Der Pflichtteilsverzichtsvertrag und seine Tücken: Ein Urteil des OLG Hamm

Das Oberlandesgericht Hamm hat in einem bemerkenswerten Urteil vom 12. Juli 2023 (Az. 11 U 148/22) Licht in die komplexe Materie des Pflichtteilsverzichtsvertrags gebracht und dabei die Bedeutung der notariellen Sorgfaltspflicht unterstrichen. Der Fall, der dem Urteil zugrunde liegt, offenbart die rechtlichen Fallstricke, die mit einem Pflichtteilsverzichtsvertrag verbunden sein können, und zeigt auf, welche Konsequenzen sich aus der Nichtbeachtung gesetzlicher Vorschriften ergeben können.

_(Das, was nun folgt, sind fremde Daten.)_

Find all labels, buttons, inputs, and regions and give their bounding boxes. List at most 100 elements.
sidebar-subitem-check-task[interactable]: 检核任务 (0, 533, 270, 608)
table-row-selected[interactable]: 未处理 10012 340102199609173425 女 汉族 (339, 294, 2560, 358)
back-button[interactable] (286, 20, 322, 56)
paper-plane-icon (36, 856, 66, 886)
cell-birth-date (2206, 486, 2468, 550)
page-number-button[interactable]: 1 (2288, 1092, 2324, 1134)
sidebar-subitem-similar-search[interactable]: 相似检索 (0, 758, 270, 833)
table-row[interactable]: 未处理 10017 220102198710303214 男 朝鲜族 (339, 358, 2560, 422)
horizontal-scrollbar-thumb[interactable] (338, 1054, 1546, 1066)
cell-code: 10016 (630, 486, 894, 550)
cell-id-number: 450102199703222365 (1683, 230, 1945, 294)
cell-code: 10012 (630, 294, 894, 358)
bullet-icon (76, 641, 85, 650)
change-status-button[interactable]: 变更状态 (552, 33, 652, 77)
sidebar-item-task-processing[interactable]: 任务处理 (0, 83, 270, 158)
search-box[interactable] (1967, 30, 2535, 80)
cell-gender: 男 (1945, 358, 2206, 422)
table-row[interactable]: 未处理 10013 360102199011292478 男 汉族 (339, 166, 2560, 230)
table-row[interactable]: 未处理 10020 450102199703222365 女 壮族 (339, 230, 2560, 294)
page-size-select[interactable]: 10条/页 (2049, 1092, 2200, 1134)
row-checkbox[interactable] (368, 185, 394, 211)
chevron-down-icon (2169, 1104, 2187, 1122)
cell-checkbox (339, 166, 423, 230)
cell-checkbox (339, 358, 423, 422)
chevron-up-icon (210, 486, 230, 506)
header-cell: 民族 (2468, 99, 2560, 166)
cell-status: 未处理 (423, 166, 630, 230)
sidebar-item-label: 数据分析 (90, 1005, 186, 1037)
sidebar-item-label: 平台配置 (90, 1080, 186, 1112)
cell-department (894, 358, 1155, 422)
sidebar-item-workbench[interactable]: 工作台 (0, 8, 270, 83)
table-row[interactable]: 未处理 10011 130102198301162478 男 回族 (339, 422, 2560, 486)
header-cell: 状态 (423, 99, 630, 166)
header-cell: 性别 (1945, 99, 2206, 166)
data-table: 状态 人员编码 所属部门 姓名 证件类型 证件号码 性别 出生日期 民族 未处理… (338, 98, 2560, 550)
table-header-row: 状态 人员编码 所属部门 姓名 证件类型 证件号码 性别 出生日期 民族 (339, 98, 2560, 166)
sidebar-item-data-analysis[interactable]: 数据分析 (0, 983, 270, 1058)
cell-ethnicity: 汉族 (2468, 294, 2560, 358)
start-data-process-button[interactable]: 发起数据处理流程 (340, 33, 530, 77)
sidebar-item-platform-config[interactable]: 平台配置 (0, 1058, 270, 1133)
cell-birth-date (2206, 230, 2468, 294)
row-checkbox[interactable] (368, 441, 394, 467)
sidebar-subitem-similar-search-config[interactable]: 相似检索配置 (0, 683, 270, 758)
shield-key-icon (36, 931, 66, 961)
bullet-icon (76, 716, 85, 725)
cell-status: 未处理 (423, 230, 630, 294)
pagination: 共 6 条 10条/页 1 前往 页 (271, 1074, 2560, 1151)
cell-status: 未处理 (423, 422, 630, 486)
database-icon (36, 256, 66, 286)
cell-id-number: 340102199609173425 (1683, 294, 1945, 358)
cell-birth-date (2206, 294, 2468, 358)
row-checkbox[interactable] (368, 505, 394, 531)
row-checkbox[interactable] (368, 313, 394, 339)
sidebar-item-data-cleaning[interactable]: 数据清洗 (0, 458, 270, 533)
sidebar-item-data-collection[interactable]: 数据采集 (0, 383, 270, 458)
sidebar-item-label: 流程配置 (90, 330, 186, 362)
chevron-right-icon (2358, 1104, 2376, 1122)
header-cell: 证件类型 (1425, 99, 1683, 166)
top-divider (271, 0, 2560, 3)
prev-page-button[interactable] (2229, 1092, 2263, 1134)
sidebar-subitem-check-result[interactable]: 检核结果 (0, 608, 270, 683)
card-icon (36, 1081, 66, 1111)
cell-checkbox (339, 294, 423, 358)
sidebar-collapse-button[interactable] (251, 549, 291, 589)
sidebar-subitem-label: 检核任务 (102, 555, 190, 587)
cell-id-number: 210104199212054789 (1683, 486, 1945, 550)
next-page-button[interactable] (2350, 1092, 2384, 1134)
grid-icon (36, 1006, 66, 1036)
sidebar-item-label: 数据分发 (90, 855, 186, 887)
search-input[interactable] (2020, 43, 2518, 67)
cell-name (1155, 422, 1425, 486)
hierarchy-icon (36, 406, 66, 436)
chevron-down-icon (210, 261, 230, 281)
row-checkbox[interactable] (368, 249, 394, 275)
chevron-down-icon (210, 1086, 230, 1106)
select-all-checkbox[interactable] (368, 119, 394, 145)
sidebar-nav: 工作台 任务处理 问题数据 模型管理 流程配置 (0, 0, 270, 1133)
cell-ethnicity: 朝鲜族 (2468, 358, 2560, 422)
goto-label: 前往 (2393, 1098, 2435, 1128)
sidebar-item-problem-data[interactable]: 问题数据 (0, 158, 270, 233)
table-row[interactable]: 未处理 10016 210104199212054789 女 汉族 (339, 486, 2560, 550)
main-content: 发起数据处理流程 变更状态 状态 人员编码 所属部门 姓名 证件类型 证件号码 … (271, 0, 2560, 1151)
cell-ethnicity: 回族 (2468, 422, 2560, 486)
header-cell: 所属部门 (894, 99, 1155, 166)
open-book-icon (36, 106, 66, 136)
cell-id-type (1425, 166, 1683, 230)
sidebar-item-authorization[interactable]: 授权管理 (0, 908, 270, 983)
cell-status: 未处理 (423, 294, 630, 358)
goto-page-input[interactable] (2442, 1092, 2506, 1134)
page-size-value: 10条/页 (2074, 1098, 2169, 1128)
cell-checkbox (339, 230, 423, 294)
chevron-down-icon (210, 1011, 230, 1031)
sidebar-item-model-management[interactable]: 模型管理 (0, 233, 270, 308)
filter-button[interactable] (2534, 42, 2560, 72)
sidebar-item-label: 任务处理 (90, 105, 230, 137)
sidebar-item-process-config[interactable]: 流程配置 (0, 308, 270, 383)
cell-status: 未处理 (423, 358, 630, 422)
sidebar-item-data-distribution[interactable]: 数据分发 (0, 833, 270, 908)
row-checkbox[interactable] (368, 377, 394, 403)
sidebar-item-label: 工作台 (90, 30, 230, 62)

Der Fall: Ein Pflichtteilsverzichtsvertrag mit Folgen

Im Mittelpunkt des Falles stand ein Landwirt, der in einem notariellen Testament seine Tochter A zur Hof- und Alleinerbin bestimmte. Um zukünftige Erbstreitigkeiten zu vermeiden, schloss er mit seiner anderen Tochter B einen Pflichtteilsverzichtsvertrag. Tochter B verzichtete darin nicht nur auf ihr gesetzliches Pflichtteilsrecht und ihre Pflichtteilsergänzungsansprüche, sondern auch auf die Geltendmachung weitergehender Abfindungsansprüche gemäß § 12 der Höfeordnung.

Die Besonderheit: Zur Beurkundung des Vertrags erschien der Vater nicht persönlich, sondern wurde durch eine Mitarbeiterin des Notars vertreten, die allerdings keine Vollmacht besaß. Der Vater genehmigte zwar nachträglich die Erklärungen, doch nach seinem Tod kam es zum Streit. Tochter B machte erfolgreich Pflichtteilsansprüche geltend, da der Verzichtsvertrag aufgrund der fehlenden persönlichen Beteiligung des Erblassers bei der Beurkundung als unwirksam angesehen wurde.

Die rechtlichen Hintergründe

Das OLG Hamm stellte klar, dass der Pflichtteilsverzichtsvertrag nach § 2346 BGB einen Vertrag darstellt, den der Erblasser gemäß § 2347 BGB nur höchstpersönlich schließen kann. Die Nichtbeachtung dieser Vorschrift durch den Notar führte zur Unwirksamkeit des Vertrags und somit zu Pflichtteilsansprüchen der Tochter B.

Interessanterweise betont das Gericht, dass trotz der höheren Schutzwürdigkeit und Belehrungsbedürftigkeit des Verzichtenden im Falle eines Pflichtteilsverzichts, das Gesetz dennoch eine höchstpersönliche Vertragsschließung durch den Erblasser vorschreibt. Dies mag auf den ersten Blick überraschen, verdeutlicht jedoch die strengen Anforderungen, die das Gesetz an derartige Verträge stellt.

Konsequenzen und Lehren

Das Urteil des OLG Hamm unterstreicht die Notwendigkeit einer sorgfältigen und gesetzeskonformen Vorgehensweise bei der Beurkundung von Pflichtteilsverzichtsverträgen. Notare sind in der Pflicht, die gesetzlichen Bestimmungen genau zu beachten und die persönliche Anwesenheit aller Vertragsparteien sicherzustellen. Das Urteil zeigt auch, dass die nachträgliche Genehmigung von Erklärungen, die durch vollmachtlose Vertreter abgegeben wurden, nicht ausreicht, um die gesetzlichen Anforderungen zu erfüllen.

Für Erblasser und potenzielle Erben bedeutet dies, dass sie sich der Bedeutung und den formalen Anforderungen eines Pflichtteilsverzichtsvertrags bewusst sein müssen. Eine fachkundige Beratung durch einen Notar oder einen auf Erbrecht spezialisierten Rechtsanwalt ist unerlässlich, um die Wirksamkeit solcher Verträge zu gewährleisten und unliebsame Überraschungen zu vermeiden.

Das Urteil des OLG Hamm dient als wichtige Erinnerung daran, dass im Erbrecht die Einhaltung formaler Vorschriften von entscheidender Bedeutung ist und dass die Rolle des Notars bei der Sicherstellung dieser Formalien nicht unterschätzt werden darf.